O nome colocado no contrato, por si só, não determina o tratamento tributário. A fiscalização pode analisar cláusulas, comprovantes, movimentações financeiras, notas fiscais, registros da produção e a forma como a relação foi executada.

Um documento chamado de parceria, mas que assegura ao proprietário remuneração fixa e transfere todo o risco ao produtor, pode ser tratado como arrendamento. Da mesma forma, um contrato corretamente redigido perde força se os pagamentos e os registros fiscais mostrarem uma realidade diferente.

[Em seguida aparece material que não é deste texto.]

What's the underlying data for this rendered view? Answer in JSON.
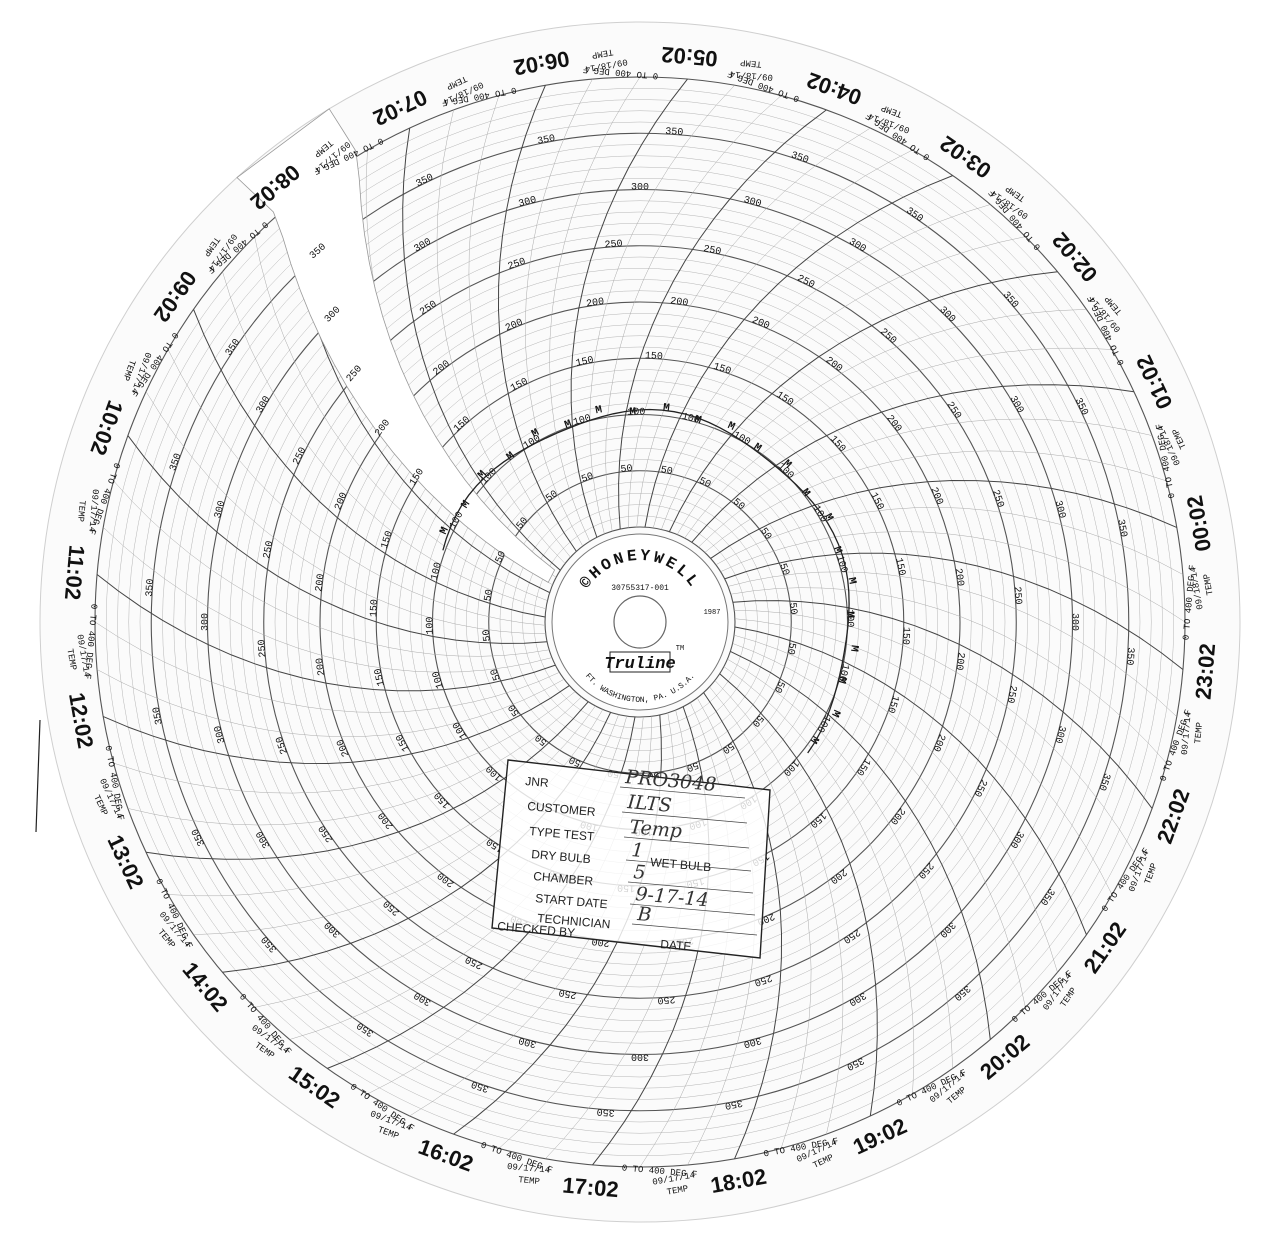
{
  "chart": {
    "brand": "HONEYWELL",
    "copyright_symbol": "©",
    "part_number": "30755317-001",
    "year": "1987",
    "product": "Truline",
    "trademark": "TM",
    "location": "FT. WASHINGTON, PA. U.S.A.",
    "range_label": "0 TO 400 DEG F",
    "var_label": "TEMP",
    "scale_values": [
      "50",
      "100",
      "150",
      "200",
      "250",
      "300",
      "350"
    ],
    "marker_glyph": "M",
    "hour_labels": [
      {
        "time": "14:02",
        "date": "09/17/14"
      },
      {
        "time": "15:02",
        "date": "09/17/14"
      },
      {
        "time": "16:02",
        "date": "09/17/14"
      },
      {
        "time": "17:02",
        "date": "09/17/14"
      },
      {
        "time": "18:02",
        "date": "09/17/14"
      },
      {
        "time": "19:02",
        "date": "09/17/14"
      },
      {
        "time": "20:02",
        "date": "09/17/14"
      },
      {
        "time": "21:02",
        "date": "09/17/14"
      },
      {
        "time": "22:02",
        "date": "09/17/14"
      },
      {
        "time": "23:02",
        "date": "09/17/14"
      },
      {
        "time": "00:02",
        "date": "09/18/14"
      },
      {
        "time": "01:02",
        "date": "09/18/14"
      },
      {
        "time": "02:02",
        "date": "09/18/14"
      },
      {
        "time": "03:02",
        "date": "09/18/14"
      },
      {
        "time": "04:02",
        "date": "09/18/14"
      },
      {
        "time": "05:02",
        "date": "09/18/14"
      },
      {
        "time": "06:02",
        "date": "09/18/14"
      },
      {
        "time": "07:02",
        "date": "09/18/14"
      },
      {
        "time": "08:02",
        "date": "09/17/14"
      },
      {
        "time": "09:02",
        "date": "09/17/14"
      },
      {
        "time": "10:02",
        "date": "09/17/14"
      },
      {
        "time": "11:02",
        "date": "09/17/14"
      },
      {
        "time": "12:02",
        "date": "09/17/14"
      },
      {
        "time": "13:02",
        "date": "09/17/14"
      }
    ]
  },
  "stamp": {
    "job_label": "JNR",
    "job_value": "PRO3048",
    "customer_label": "CUSTOMER",
    "customer_value": "ILTS",
    "type_label": "TYPE TEST",
    "type_value": "Temp",
    "dry_label": "DRY BULB",
    "dry_value": "1",
    "wet_label": "WET BULB",
    "chamber_label": "CHAMBER",
    "chamber_value": "5",
    "start_label": "START DATE",
    "start_value": "9-17-14",
    "tech_label": "TECHNICIAN",
    "tech_value": "B",
    "checked_label": "CHECKED BY",
    "date_label": "DATE"
  }
}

Para reduzir riscos, as duas partes devem conferir se os valores pagos e recebidos são coincidentes, identificar corretamente os envolvidos e manter documentos capazes de comprovar a natureza econômica da operação.

A revisão precisa ocorrer antes da entrega da declaração, e não somente depois de uma intimação. Também é recomendável verificar se houve recolhimento mensal do carnê-leão, quando devido, e se pagamentos realizados em produtos foram registrados adequadamente.

Arrendar terras continua sendo uma ferramenta importante para ampliar a produção sem imobilizar capital na aquisição de imóveis. A parceria também permanece legítima quando existe divisão real dos riscos. O problema surge quando contrato, execução e declaração tributária contam histórias diferentes.

Para o produtor, a principal orientação é não tratar o contrato rural como simples formalidade. Uma classificação equivocada pode resultar em imposto adicional, multa, juros e questionamentos para os dois lados da operação.